The potential of a number of insurance failures has sparked a review of the need for more regulation of solvency and capital and less supervision of premium rates and product lines, the more typical regulatory style in Asia, Moore said.
"The one over-riding thing that a regulator hates is an insolvent company. It's the sort of thing that gets an insurance commissioner hauled up before his minister and sacked," Moore told Reuters in a telephone interview.
"You can hear regulators around Asia saying they want consolidation. They want bigger companies, better capitalized," Moore said.
Prudential governance, strong solvency, high capitalization and good transparency are key elements of the Western system.
They are getting higher on Asia's agenda as the influence of the International Monetary Fund grows through the billions of dollars it is pumping into the region to resolve the crisis.
"I think transparency is very important," said Henning Schulte-Noelle, Allianz AG chief executive, in a written response to questions.
Schulte-Noelle, on a regional tour, said "transparency will benefit not only foreign investors but also the individual countries within Asia".

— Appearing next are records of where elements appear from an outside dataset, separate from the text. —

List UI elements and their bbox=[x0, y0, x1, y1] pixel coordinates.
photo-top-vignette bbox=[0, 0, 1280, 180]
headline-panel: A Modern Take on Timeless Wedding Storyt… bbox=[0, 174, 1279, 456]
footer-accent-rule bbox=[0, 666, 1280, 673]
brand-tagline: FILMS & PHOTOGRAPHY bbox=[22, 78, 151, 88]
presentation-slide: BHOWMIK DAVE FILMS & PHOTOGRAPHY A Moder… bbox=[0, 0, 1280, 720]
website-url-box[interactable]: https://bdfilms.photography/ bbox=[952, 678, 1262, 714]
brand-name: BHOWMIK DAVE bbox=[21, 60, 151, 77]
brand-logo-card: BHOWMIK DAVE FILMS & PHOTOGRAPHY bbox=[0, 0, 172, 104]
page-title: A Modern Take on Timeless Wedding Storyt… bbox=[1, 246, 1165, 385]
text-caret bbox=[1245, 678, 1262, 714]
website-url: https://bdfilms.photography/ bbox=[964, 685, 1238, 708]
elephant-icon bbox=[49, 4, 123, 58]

Asian insurers have fallen under increasing scrutiny since the 200 billion yen (US$1.6 billion) collapse of Japan's Nissan Mutual Life in April.
Concern has been exacerbated by a financial crisis that has erased billions from stock values and sent currencies plunging against the U.S. dollar, two principal investment instruments.

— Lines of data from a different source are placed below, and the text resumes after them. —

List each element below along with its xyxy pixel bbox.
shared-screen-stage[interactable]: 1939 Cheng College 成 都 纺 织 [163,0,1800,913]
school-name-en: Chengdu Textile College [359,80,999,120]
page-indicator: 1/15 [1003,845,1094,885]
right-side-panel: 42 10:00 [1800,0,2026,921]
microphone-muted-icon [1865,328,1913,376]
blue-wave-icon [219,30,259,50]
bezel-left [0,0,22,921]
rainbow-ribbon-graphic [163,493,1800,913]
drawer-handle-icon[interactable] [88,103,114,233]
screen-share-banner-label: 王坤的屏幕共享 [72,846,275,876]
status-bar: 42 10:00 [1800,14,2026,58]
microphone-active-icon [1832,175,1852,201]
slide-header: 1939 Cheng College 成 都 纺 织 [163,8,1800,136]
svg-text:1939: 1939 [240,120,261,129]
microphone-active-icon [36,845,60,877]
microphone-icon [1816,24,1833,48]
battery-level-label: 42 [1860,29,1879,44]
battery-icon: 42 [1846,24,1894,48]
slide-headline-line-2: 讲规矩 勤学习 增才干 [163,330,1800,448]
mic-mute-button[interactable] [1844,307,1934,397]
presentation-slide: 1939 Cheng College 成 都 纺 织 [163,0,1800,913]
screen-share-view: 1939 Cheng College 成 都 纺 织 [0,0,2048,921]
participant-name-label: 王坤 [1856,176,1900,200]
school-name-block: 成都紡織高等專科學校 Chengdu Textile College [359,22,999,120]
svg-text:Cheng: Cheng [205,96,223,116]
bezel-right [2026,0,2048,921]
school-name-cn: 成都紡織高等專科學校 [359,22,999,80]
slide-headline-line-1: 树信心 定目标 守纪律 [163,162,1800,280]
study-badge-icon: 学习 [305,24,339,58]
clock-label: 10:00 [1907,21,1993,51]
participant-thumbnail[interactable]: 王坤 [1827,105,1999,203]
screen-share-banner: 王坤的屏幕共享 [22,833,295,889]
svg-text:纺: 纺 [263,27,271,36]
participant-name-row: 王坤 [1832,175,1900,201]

Regulators in Indonesia, Malaysia, Singapore, South Korea and Thailand want to see their financial institutions strengthen to better compete in the face of international competition.
Competition is guaranteed to come as Asian markets liberalize and its arrival could be speeded by active searches for foreign funds to prop-up flagging domestic insurers.
Singapore made the latest move last week, bumping up the minimum paid-up capital requirements for insurers and reinsurers to Singapore $25 million (US$15.8 million) from the previous S$5 million and S$10 million respectively.
This followed Indonesia's announcement in October of tough new insurance rules to take effect from January 1, 1998 to bolster the financial security of domestic insurers.
"We want to ensure better stability for our insurance companies. Our concern is the financial strength behind the companies," M.A. Suyoto, head of the insurance directorate at Indonesia's Directorate General of Financial Institutions, said.